#math/linear-algebra, eth/cil/theory

1. Dimension Reduction

1.1.1 Motivation

Find low dimensional representation of data, while preserving the content

1.2 Linear Autoencoder

The linear autoencoder is obtained by identifying F, G with linear maps
Linear encode:

F : x \mapsto z = W x

Linear decoder:

G : z \mapsto \hat{x} = V z

This leads to following Risk:

R (W, V) = P : = VW = E [\frac{1}{2} ∣∣ x - P x ∣ ∣^{2}]

linearity comes with a powerful arsenal of analytic tools
if we compose linear maps, the resulting map is linear

Def 1.2.1 Centering

The data is centered, if $E [x] = 0$ . Data can be centered by transforming $x \leftarrow x - E [x]$ , i.e. by subtracting the mean.
For centered data and the squared loss: optimal affine reconstruction maps are linear.

The weight matrices found for linear maps are non-identifiable and one needs to be careful not to over-interpret the found representation.

The reconstruction map of a linear autoencoder is of rank less or equal to m. The bottleneck layer constitutes a rank constraint.

1.3 Projection

Orthogonal Projection

For given subspace U the optimal reconstruction map P is the matrix represent- ing the orthogonal projection ΠU . The optimal linear autoencoder represents a projection.

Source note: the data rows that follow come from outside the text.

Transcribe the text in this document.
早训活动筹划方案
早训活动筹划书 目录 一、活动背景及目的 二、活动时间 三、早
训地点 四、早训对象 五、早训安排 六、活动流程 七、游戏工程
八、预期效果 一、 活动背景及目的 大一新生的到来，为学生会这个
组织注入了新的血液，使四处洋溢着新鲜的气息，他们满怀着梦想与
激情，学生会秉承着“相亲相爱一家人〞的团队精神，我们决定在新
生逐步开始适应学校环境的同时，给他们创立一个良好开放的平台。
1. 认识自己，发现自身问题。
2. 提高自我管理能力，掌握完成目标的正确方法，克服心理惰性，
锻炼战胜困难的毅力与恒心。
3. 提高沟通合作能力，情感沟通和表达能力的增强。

The optimal weight matrix of the autoencoder with tied parameter matrices $V = W^{T}$ is orthogonal.

1.4 PCA

For centered data, the optimal autoencoder represents the projection P which maximizes the variance.

Sufficient Statistics

The optimal projection is fully determined by the covariance matrix of the data, i.e. $E [x x^{T}]$ are sufficient statistics (together with $E [x]$ used in centering).